Le magnat du charbon, Andreï Melnitchenko, propriétaire du plus grand voilier de la planète, un trois-mâts de 143 m de long, récemment saisi en Italie, a également été aperçu à Dubaï ces dernières semaines.
« Banquiers, agents immobiliers, concessionnaires automobiles et marinas signalent une demande extraordinaire de maisons, de voitures de sport et d’espaces d’amarrage », peut-on lire en ligne.
Les agents immobiliers parlent ainsi d’une situation « incroyable », les investisseurs russes s’emparant d’appartements sans les voir, soit en les achetant directement, soit en payant un an de loyer à l’avance.
Pour ce faire, ils transfèrent leurs fonds via cryptomonnaies grâce à un intermédiaire, puis l’argent est remis aux propriétaires.
Un « environnement réceptif aux investissements »
Connus pour être un « environnement réceptif aux investissements » et pour « poser peu de questions », les Émirats arabes unis délivrent un permis de séjour et un compte bancaire dans les 30 jours suivant l’enregistrement d’une entreprise. La résidence permanente peut être achetée pour le prix d’une villa de luxe, environ un million et demi de dollars.
Pour un bien de cinq millions d’euros, il est possible de rester à Dubaï pendant dix ans sans renouveler leur visa, explique aussi sur Europe 1 Audray Charpenel, agence immobilier à Dubaï.
« À première vue, les Émirats arabes unis semblent penser qu’ils peuvent contourner les sanctions américaines, mais il est peut-être trop tôt pour qu’ils aient intériorisé ce que signifie vraiment cette campagne occidentale de sanctions anti-russes », commente au Guardian Julien Barnes Dacey, responsable du programme Moyen-Orient et Afrique du Nord au Conseil européen des relations internationales (ECFR).
Depuis le début du conflit en Ukraine, les EAU refusent de prendre parti.

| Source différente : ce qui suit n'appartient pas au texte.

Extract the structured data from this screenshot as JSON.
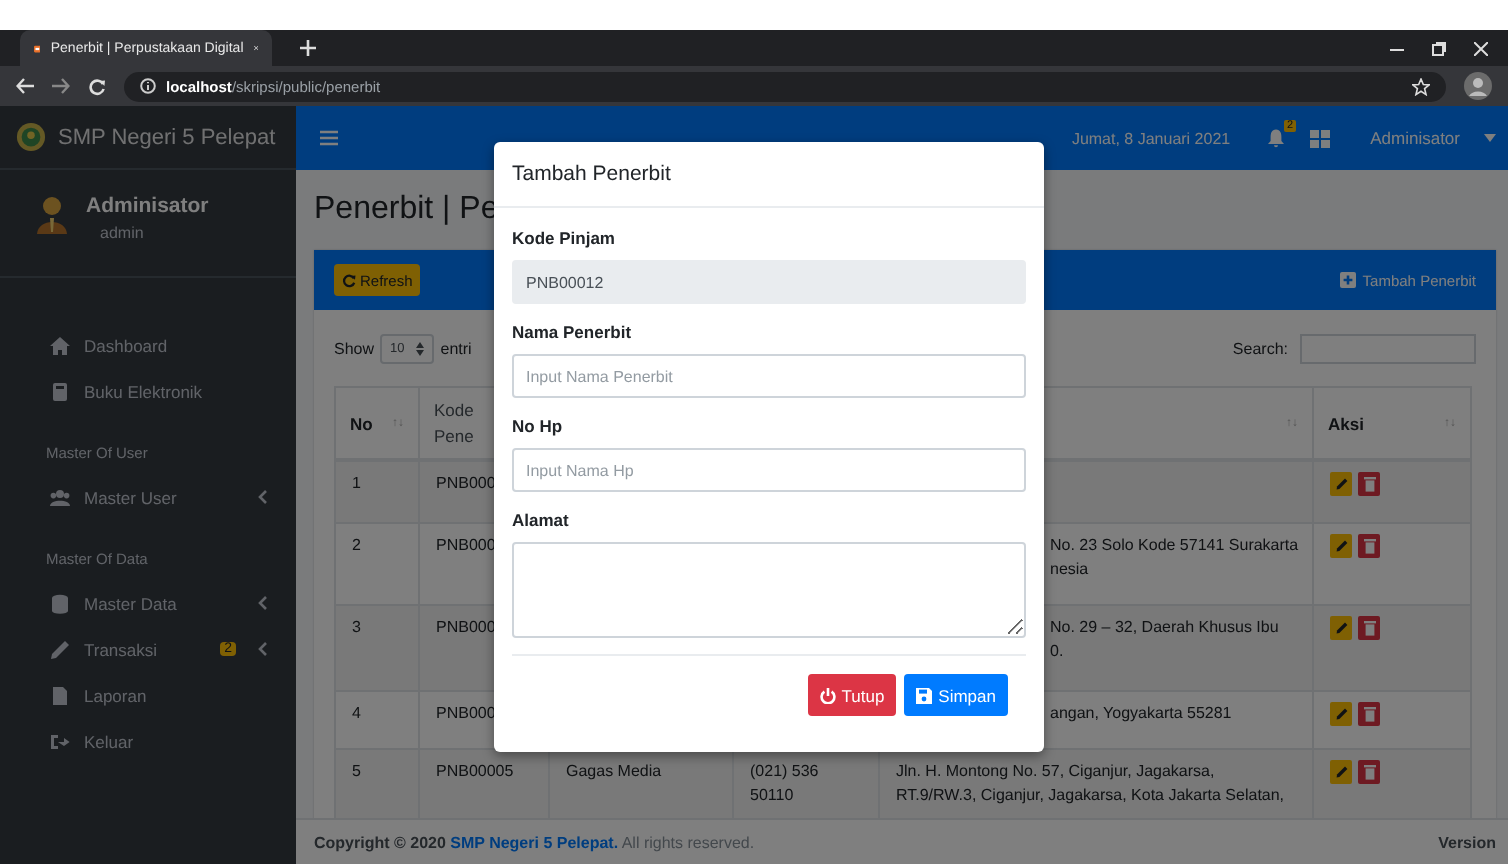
{
  "browser": {
    "tab_title": "Penerbit | Perpustakaan Digital",
    "url_host": "localhost",
    "url_path": "/skripsi/public/penerbit"
  },
  "sidebar": {
    "brand": "SMP Negeri 5 Pelepat",
    "user_name": "Adminisator",
    "user_role": "admin",
    "items": [
      {
        "kind": "link",
        "label": "Dashboard",
        "expandable": false
      },
      {
        "kind": "link",
        "label": "Buku Elektronik",
        "expandable": false
      },
      {
        "kind": "header",
        "label": "Master Of User"
      },
      {
        "kind": "link",
        "label": "Master User",
        "expandable": true
      },
      {
        "kind": "header",
        "label": "Master Of Data"
      },
      {
        "kind": "link",
        "label": "Master Data",
        "expandable": true
      },
      {
        "kind": "link",
        "label": "Transaksi",
        "expandable": true,
        "badge": "2"
      },
      {
        "kind": "link",
        "label": "Laporan",
        "expandable": false
      },
      {
        "kind": "link",
        "label": "Keluar",
        "expandable": false
      }
    ]
  },
  "navbar": {
    "date": "Jumat, 8 Januari 2021",
    "notification_count": "2",
    "user": "Adminisator"
  },
  "content": {
    "page_title": "Penerbit | Pe",
    "refresh_button": "Refresh",
    "add_button": "Tambah Penerbit",
    "show_label": "Show",
    "entries_value": "10",
    "entries_label": "entri",
    "search_label": "Search:"
  },
  "table": {
    "columns": [
      {
        "label": "No",
        "sort_icon": "↑↓"
      },
      {
        "label": "Kode Pene"
      },
      {},
      {},
      {
        "sort_icon": "↑↓"
      },
      {
        "label": "Aksi",
        "sort_icon": "↑↓"
      }
    ],
    "rows": [
      {
        "no": "1",
        "kode": "PNB000"
      },
      {
        "no": "2",
        "kode": "PNB000",
        "alamat": [
          "No. 23 Solo Kode 57141 Surakarta",
          "nesia"
        ]
      },
      {
        "no": "3",
        "kode": "PNB000",
        "alamat": [
          "No. 29 – 32, Daerah Khusus Ibu",
          "0."
        ]
      },
      {
        "no": "4",
        "kode": "PNB000",
        "alamat": [
          "angan, Yogyakarta 55281"
        ]
      },
      {
        "no": "5",
        "kode": "PNB00005",
        "nama": "Gagas Media",
        "hp": [
          "(021) 536",
          "50110"
        ],
        "alamat": [
          "Jln. H. Montong No. 57, Ciganjur, Jagakarsa,",
          "RT.9/RW.3, Ciganjur, Jagakarsa, Kota Jakarta Selatan,"
        ]
      }
    ]
  },
  "footer": {
    "prefix": "Copyright © 2020",
    "link": "SMP Negeri 5 Pelepat.",
    "suffix": "All rights reserved.",
    "version": "Version"
  },
  "modal": {
    "title": "Tambah Penerbit",
    "fields": [
      {
        "kind": "input",
        "label": "Kode Pinjam",
        "value": "PNB00012",
        "disabled": true
      },
      {
        "kind": "input",
        "label": "Nama Penerbit",
        "placeholder": "Input Nama Penerbit",
        "disabled": false
      },
      {
        "kind": "input",
        "label": "No Hp",
        "placeholder": "Input Nama Hp",
        "disabled": false
      },
      {
        "kind": "textarea",
        "label": "Alamat",
        "disabled": false
      }
    ],
    "buttons": [
      {
        "kind": "danger",
        "label": "Tutup"
      },
      {
        "kind": "primary",
        "label": "Simpan"
      }
    ]
  }
}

Cela « ne ferait qu’engendrer davantage de violence », avait tweeté Anwar Gargash, conseiller diplomatique du président Khalifa ben Zayed al-Nahyane, fin février. Les Émirats venaient alors de s’abstenir de voter en faveur d’une résolution pour dénoncer l’invasion de l’Ukraine.
Quelques heures avant que la Russie ne déclenche son attaque, les Émirats arabes unis avaient souligné leur « profonde amitié » avec Moscou.